The Ice Age, having served its purpose, which was to get you watching, was not heard of again for a long time. Instead we saw a round-up of weather-research world wide, accompanied by the standard litany of computer-worship. ‘A mathematical model of this storm’ (footage of storm) ‘is raging in the circuits of a computer’ (footage of computer). Many computers were fated to appear in the show and perform their dreary number. Other devices, though, were weird enough to keep interest flickering. Professor Fujita, a Japanese tornado expert, had built a blender-sized gizmo which duplicated the mighty wind in miniature. Smoke gathered, spiralled and collapsed. Professor Fujita, who looked inscrutable, was one of many Japanese scientists who were to appear throughout the programme, eventually outnumbering the computers.

‘Tight little eddies... invisible feelers of rising air... a day in the life of one cloud-cluster.’ The script was rich in the vividness that reveals nothing. In this context, foreign professors gained undue value as light relief. Klaus Wyrtki of Hawaii was a student of currents, and thought ‘zat zer zerge in zer kernt’ had something to do with ‘zer trate vints.’ ‘Fifi robbed the world of a large crop of bananas,’ Soames found himself intoning, as the script milked a hurricane for human interest. But by then it was interval, and time for a quick cuppa while wondering if the polar bear had caught up with Magnus.

Part Two started off again with the Ice Age, whose imminence was foretold by the wind patterns. Professor Reid Bryson placidly warned that the jig was up, but Professor Bert Bolin of Sweden seemed more optimistic. ‘There is a lot of öl and there are vast amounts of cöl left.’ We should watch out, however, for excess carbon dioxide, which threatens to overheat the atmosphere. According to my own computations, carried out on an abacus, this would be highly desirable, since it would hold back the Ice Age and keep the polar bear from eating Magnus. ‘The dim predictions of an advancing desert may be right,’ mused Soames, ‘and they may not’ A sample of mud was correctly described as ‘meaningless mud to the casual eye.’

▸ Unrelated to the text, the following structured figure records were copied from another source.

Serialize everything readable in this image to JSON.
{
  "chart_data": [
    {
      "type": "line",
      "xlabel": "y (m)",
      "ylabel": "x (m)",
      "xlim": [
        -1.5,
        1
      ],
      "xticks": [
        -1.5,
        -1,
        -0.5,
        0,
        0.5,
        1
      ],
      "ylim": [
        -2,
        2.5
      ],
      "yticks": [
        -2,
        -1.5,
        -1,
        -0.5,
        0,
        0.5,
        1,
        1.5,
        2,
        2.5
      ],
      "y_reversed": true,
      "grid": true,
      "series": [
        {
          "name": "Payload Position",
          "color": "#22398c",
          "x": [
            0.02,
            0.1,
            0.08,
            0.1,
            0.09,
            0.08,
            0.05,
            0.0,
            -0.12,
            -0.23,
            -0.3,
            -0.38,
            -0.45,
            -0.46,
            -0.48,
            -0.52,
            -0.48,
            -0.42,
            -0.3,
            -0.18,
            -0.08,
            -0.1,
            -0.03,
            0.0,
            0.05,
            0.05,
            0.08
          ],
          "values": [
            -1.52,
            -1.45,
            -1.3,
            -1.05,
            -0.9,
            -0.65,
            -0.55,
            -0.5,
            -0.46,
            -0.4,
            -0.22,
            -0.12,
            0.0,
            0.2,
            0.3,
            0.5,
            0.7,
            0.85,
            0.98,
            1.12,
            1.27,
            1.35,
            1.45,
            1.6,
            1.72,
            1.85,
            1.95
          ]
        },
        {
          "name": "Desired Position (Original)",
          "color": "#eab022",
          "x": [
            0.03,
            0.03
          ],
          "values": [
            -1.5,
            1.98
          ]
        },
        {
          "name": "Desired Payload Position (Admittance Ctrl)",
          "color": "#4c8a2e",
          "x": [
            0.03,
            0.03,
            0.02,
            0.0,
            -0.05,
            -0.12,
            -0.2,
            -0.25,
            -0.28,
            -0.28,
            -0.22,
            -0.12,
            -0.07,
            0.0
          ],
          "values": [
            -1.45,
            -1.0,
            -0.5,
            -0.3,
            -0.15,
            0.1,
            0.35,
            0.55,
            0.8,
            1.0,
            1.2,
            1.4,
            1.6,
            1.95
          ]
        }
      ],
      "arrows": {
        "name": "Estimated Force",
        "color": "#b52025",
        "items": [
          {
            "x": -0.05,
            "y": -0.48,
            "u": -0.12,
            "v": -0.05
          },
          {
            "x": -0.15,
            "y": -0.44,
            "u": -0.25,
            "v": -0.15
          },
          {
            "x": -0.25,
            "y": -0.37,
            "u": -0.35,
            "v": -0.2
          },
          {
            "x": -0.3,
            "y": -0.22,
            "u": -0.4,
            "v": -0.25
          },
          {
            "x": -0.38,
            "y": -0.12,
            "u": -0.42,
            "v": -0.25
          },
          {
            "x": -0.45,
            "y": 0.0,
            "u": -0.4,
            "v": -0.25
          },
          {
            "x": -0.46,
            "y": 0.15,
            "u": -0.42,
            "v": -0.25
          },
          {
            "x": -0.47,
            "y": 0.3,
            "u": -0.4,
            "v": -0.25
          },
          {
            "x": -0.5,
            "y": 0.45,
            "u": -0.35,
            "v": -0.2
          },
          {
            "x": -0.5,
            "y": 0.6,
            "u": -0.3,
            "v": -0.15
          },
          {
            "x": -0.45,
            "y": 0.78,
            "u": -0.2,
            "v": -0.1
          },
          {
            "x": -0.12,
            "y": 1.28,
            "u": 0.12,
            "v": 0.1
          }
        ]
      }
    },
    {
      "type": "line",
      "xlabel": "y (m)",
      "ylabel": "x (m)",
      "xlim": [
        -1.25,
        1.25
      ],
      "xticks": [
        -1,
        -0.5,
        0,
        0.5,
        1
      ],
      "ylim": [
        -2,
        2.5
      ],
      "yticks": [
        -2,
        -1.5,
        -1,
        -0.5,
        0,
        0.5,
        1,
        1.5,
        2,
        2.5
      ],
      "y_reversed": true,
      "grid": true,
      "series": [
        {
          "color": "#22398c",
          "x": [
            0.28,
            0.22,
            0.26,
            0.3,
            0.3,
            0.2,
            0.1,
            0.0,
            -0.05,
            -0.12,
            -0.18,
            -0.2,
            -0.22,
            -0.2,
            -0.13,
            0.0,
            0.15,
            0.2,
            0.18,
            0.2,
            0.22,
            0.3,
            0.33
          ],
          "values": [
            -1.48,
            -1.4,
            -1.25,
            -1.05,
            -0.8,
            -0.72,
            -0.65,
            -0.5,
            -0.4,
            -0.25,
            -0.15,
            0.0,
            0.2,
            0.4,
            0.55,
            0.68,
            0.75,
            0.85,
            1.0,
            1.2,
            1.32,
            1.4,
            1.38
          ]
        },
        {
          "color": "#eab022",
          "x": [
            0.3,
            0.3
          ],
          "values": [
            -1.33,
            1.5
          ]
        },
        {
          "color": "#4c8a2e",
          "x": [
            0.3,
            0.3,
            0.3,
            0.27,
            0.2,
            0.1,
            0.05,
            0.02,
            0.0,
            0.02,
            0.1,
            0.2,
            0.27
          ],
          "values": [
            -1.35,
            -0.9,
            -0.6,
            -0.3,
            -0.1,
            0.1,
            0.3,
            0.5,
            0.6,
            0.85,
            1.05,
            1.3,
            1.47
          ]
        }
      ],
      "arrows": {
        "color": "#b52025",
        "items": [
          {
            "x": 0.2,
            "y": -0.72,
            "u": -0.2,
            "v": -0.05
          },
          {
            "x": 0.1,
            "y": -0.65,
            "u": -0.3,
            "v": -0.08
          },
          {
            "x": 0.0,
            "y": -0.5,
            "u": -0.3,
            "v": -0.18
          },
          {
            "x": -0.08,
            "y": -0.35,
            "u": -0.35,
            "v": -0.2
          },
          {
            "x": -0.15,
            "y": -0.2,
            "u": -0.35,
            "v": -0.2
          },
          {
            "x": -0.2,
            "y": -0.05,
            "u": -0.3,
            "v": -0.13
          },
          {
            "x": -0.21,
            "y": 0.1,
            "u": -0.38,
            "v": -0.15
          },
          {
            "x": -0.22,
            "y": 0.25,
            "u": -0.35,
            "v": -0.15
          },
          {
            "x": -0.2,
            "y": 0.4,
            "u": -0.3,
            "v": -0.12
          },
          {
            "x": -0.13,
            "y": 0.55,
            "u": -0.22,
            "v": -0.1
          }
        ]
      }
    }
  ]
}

Japanese scientists swarmed. We were shown for the nth time how a research team ‘communicates with a powerful computer.’ Magnus, still in one piece, was back on top of the world. Persil fell from the gantry, representing snow. ‘According to old Norse Folk Lore... end of the world.’

‘The Weather Machine’ was son and heir to last year’s blockbuster ‘The Life Game,’ which was similarly elephantine and trivial, and pioneered the dubious technique of using a lavish budget to flesh out a nebulous script, with Science in the star part. In both cases it looked as if the narrative had been written around the footage. I have seen this kind of epic compared to series like ‘Civilisation’ or ‘America,’ but really there is no similarity, because those were personal views, whereas the science blockbuster tends to be a collective picture, eclectic from the beginning. It has become a very bad tradition and ought to he given up.

The Mighty Continent (BBC1), on the other hand, is similar to ‘Civilisation’ and ‘America,’ except that it has none of their virtues, and is really Peter Ustinov’s standard after-dinner speech about his grandfather, except that he delivers it in various European capitals. But Cakes and Ale (BBC2) is excellently done. Maugham is, of course, ideal dramatic material, being all character-points and no style, which leaves plenty of room for fruitful activity on the part of everyone from the director to the wardrobe mistress. Since most of the characters spend a good deal of their time standing around discussing what a vital, generous, warm-blooded creature Rosie is, it is something of a triumph that Judy Cornwell, who is playing her, should be able to race on and actually convince us that she is vital, generous and warm-blooded.

Jennie (Thames) is ageing even more slowly than Glencora: while the boys around her turn to men and the men turn to doddering fools, she goes on looking exactly like Lee Remick. I was getting set to be divertingly snide about this, but then it all happened in Beit Shean, and then it happened again in Birmingham, and the thrill was gone. Polar bears, coming nearer.